Bubba un ser peludo muy especial con la que tuve un lazo entrañable, ella sabía cuando estaba feliz o triste, cuando lo consideraba necesario, se sentaba junto a mi, ponía su pata en mi pierna y permanecía inmóvil en silencio, como si me diera su apoyo, esto realmente muchas veces me reconfortó.

 

Transcurrieron algunos años en calma con cinco cachorros, todos hermosos y alegres, pero una mañana, no me salieron las cuentas, había seis, volví a contarlos y efectivamente eran seis.

 

La noche anterior mis hijos habían rescatado de la calle a un oso, ¡perdón! a un enorme perro blanco peludo, que después supe que era un Gigante de los Pirineos.  

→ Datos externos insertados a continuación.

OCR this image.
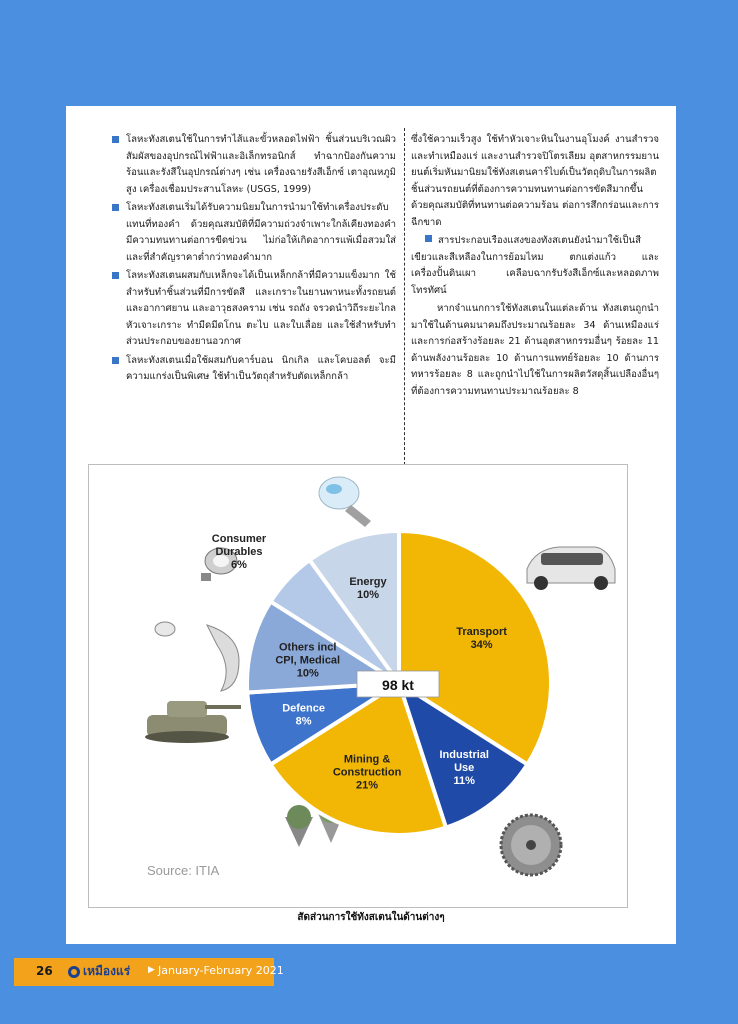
โลหะทังสเตนใช้ในการทำไส้และขั้วหลอดไฟฟ้า ชิ้นส่วนบริเวณผิวสัมผัสของอุปกรณ์ไฟฟ้าและอิเล็กทรอนิกส์ ทำฉากป้องกันความร้อนและรังสีในอุปกรณ์ต่างๆ เช่น เครื่องฉายรังสีเอ็กซ์ เตาอุณหภูมิสูง เครื่องเชื่อมประสานโลหะ (USGS, 1999)
โลหะทังสเตนเริ่มได้รับความนิยมในการนำมาใช้ทำเครื่องประดับแทนที่ทองคำ ด้วยคุณสมบัติที่มีความถ่วงจำเพาะใกล้เคียงทองคำ มีความทนทานต่อการขีดข่วน ไม่ก่อให้เกิดอาการแพ้เมื่อสวมใส่ และที่สำคัญราคาต่ำกว่าทองคำมาก
โลหะทังสเตนผสมกับเหล็กจะได้เป็นเหล็กกล้าที่มีความแข็งมาก ใช้สำหรับทำชิ้นส่วนที่มีการขัดสี และเกราะในยานพาหนะทั้งรถยนต์และอากาศยาน และอาวุธสงคราม เช่น รถถัง จรวดนำวิถีระยะไกล หัวเจาะเกราะ ทำมีดมีดโกน ตะไบ และใบเลื่อย และใช้สำหรับทำส่วนประกอบของยานอวกาศ
โลหะทังสเตนเมื่อใช้ผสมกับคาร์บอน นิกเกิล และโคบอลต์ จะมีความแกร่งเป็นพิเศษ ใช้ทำเป็นวัตถุสำหรับตัดเหล็กกล้า

ซึ่งใช้ความเร็วสูง ใช้ทำหัวเจาะหินในงานอุโมงค์ งานสำรวจและทำเหมืองแร่ และงานสำรวจปิโตรเลียม อุตสาหกรรมยานยนต์เริ่มหันมานิยมใช้ทังสเตนคาร์ไบด์เป็นวัตถุดิบในการผลิตชิ้นส่วนรถยนต์ที่ต้องการความทนทานต่อการขัดสีมากขึ้น ด้วยคุณสมบัติที่ทนทานต่อความร้อน ต่อการสึกกร่อนและการฉีกขาด

สารประกอบเรืองแสงของทังสเตนยังนำมาใช้เป็นสีเขียวและสีเหลืองในการย้อมไหม ตกแต่งแก้ว และเครื่องปั้นดินเผา เคลือบฉากรับรังสีเอ็กซ์และหลอดภาพโทรทัศน์

หากจำแนกการใช้ทังสเตนในแต่ละด้าน ทังสเตนถูกนำมาใช้ในด้านคมนาคมถึงประมาณร้อยละ 34 ด้านเหมืองแร่และการก่อสร้างร้อยละ 21 ด้านอุตสาหกรรมอื่นๆ ร้อยละ 11 ด้านพลังงานร้อยละ 10 ด้านการแพทย์ร้อยละ 10 ด้านการทหารร้อยละ 8 และถูกนำไปใช้ในการผลิตวัสดุสิ้นเปลืองอื่นๆ ที่ต้องการความทนทานประมาณร้อยละ 8

Transport 34%
Industrial Use 11%
Mining & Construction 21%
Defence 8%
Others incl CPI, Medical 10%
Consumer Durables 6%
Energy 10%
98 kt
Source: ITIA
สัดส่วนการใช้ทังสเตนในด้านต่างๆ
26	เหมืองแร่ ▶ January-February 2021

 Según la promesa de mis hijos, sólo se quedaría unos días, mientras encontraban a sus dueños, se quedó más o menos tres mil días y llevó el nombre de Hermes, él nos enseñó la voluntad y la libertad, no había poder humano o correa que le obligara a hacer algo que no quería, simplemente era, un alma libre.

 

Cinco años después, el destino me tenía preparada otra sorpresa, un perro más, pero esta vez no era un oso, era un caballo, una Gran Danés negra con blanco llamada Kiara, junto a ella, los labradores parecían perros chihuahuas. 

 

Cada día o mejor dicho cada perro más, la camioneta crecía para transportarlos, inexorablemente nos fuimos acomodando poco a poco para el transporte de hijos adolescentes y perros, en ese momento, el vehículo parecía de reparto.

 

Años después, como dice la leyenda, seis de ellos tomaron sus alas y volaron al arcoíris para esperarnos y desde ahí cuidarnos.

 

Y volvimos a empezar… “Kiara está muy sola” dijimos, entonces para acompañarla llegaron Sunny un labrador y Orión otro Gran Danés, ambos rescatados de la calle. 

 


No pensé en las consecuencias que tendría la única condición que puse, “que sea un perro grande”, hoy están conmigo enseñándome día a día el amor y la felicidad, dos Gran Danés de un metro de altura y un labrador color miel, como mi primer perro, Apolo.